Kishkumen wrote:Your comments about the demographics of the faith crisis phenomenon are interesting. I also wonder whether navigating a faith crisis sometimes amounts to resolving tensions of class and status. Is there the same status cost to Mormonism across the board? By cost, I don't mean an inevitable loss of status, but rather the effort to hold together somewhat conflicting identities.
Symmachus wrote:I think you've cracked it, Kish. The only thing I would add, if I understand you, is that I don't think the Church really makes an effort to hold together conflicting identities either. They welcome hangers-on to the middle class and those below, but they don't actually include them into the structure of the thing or cater to them. In other words, they welcome them the way that aristocrats welcome peasants.
It's always felt like a comfortably middle class, white collar religion to me growing up. That was the 90s and early 2000s, but things must have been different in the past because my family have never been white-collar types until my generation. Something attracted and kept them in. But I don't think Church tries at all to tackle class issues; certainly it was obvious to me as a kid that my dad never had any significant callings, whereas the bishops were all lawyers and bankers and professions I do not know but whose dwellings were much grander than ours all the same.
A history of Mormonism from a class perspective has yet to be written and probably won't be in the current "Mormon Studies" climate, but there is certainly something there. One way of looking at the Church is as the function of an aristocracy that was birthed by Joseph Smith. Polygamy is a sign of that aristocracy, and it was no accident in my view that Jeff Flake's and Mitt Romney's ancestors were polygamists—and probably John Dehlin's—but mine weren't. Theirs were settlers, farmers, and ranchers called to their places by the Church leadership that they were connected to by the chain-link of marriages. Mine were day laborers, coal miners, and rail workers: they worked either for the LDS polygamist farmers and ranchers or for the gentiles.
One thing that astonished me about some of these Mormon stories interviews were the occasional claims made that the Church was losing its best people (doctors, lawyers, and other upper middle class types) in its current apostasy. Well, I thought, the rest are the dregs? It's as self-congratulatory as the old FARMSians claiming they were doing it all for some old lady in Parowan; that was a hollow claim but at least it was a gesture. The sorts of "Mormon transitions" that Dehlin caters to don't even pretend to bother with the dregs.
Rosebud wrote:http://www.mormonstories.org/broken-open-by-margi-dehlin/
John,
Did you tell her about the recent events before you posted this? She says she wrote it at your request and that she planned on recording it last week. Does she know about your live answers to questions about the IRS, finances and board ethics today? (Assuming you take real questions.)
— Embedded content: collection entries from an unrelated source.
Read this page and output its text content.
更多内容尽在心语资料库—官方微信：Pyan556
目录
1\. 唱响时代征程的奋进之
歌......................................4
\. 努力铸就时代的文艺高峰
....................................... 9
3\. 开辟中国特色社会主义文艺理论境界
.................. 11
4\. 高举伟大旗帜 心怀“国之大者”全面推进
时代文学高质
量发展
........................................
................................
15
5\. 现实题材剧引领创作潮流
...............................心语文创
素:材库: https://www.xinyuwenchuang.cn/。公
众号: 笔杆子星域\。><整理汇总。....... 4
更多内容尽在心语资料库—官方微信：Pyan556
Does she have any idea of the context you promote her in?
She does not exist as part of your game or to cover for you. She deserves full disclosure of all factors before you use her to your benefit.
Who is this woman's friend? Please assure your audience that you're not exploiting her.
My god! At what point do you feel shame?
cwald wrote:Rosebud wrote:http://www.mormonstories.org/broken-open-by-margi-dehlin/
John,
Did you tell her about the recent events before you posted this? She says she wrote it at your request and that she planned on recording it last week. Does she know about your live answers to questions about the IRS, finances and board ethics today? (Assuming you take real questions.)
Does she have any idea of the context you promote her in?
She does not exist as part of your game or to cover for you. She deserves full disclosure of all factors before you use her to your benefit.
Who is this woman's friend? Please assure your audience that you're not exploiting her.
My god! At what point do you feel shame?
Rosebud, I don't think it is healthy for you to keep doing this. I wish you would take your own advice and leave all this behind...and stop commenting. It's okay to hurt and to be angry, but you may need to get help if you truly want to walk away from this dramatic experience in your life. Just my two cents.
cwald wrote:They are having a field day over at MAD about this latest Dehlin kerfunkle.
Humorously and ironically Calm/Nemesis keeps threatening to ban people from the thread whenever they compare the Dehlin's lack of financial transparency with the LDS church's lack of financial transparency. Classy Calm moderation. She keeps saying she's going to report posters for being off topic. Who is she reporting to? She is the moderator there.
Rosebud wrote:Where have all the popcorn eaters gone?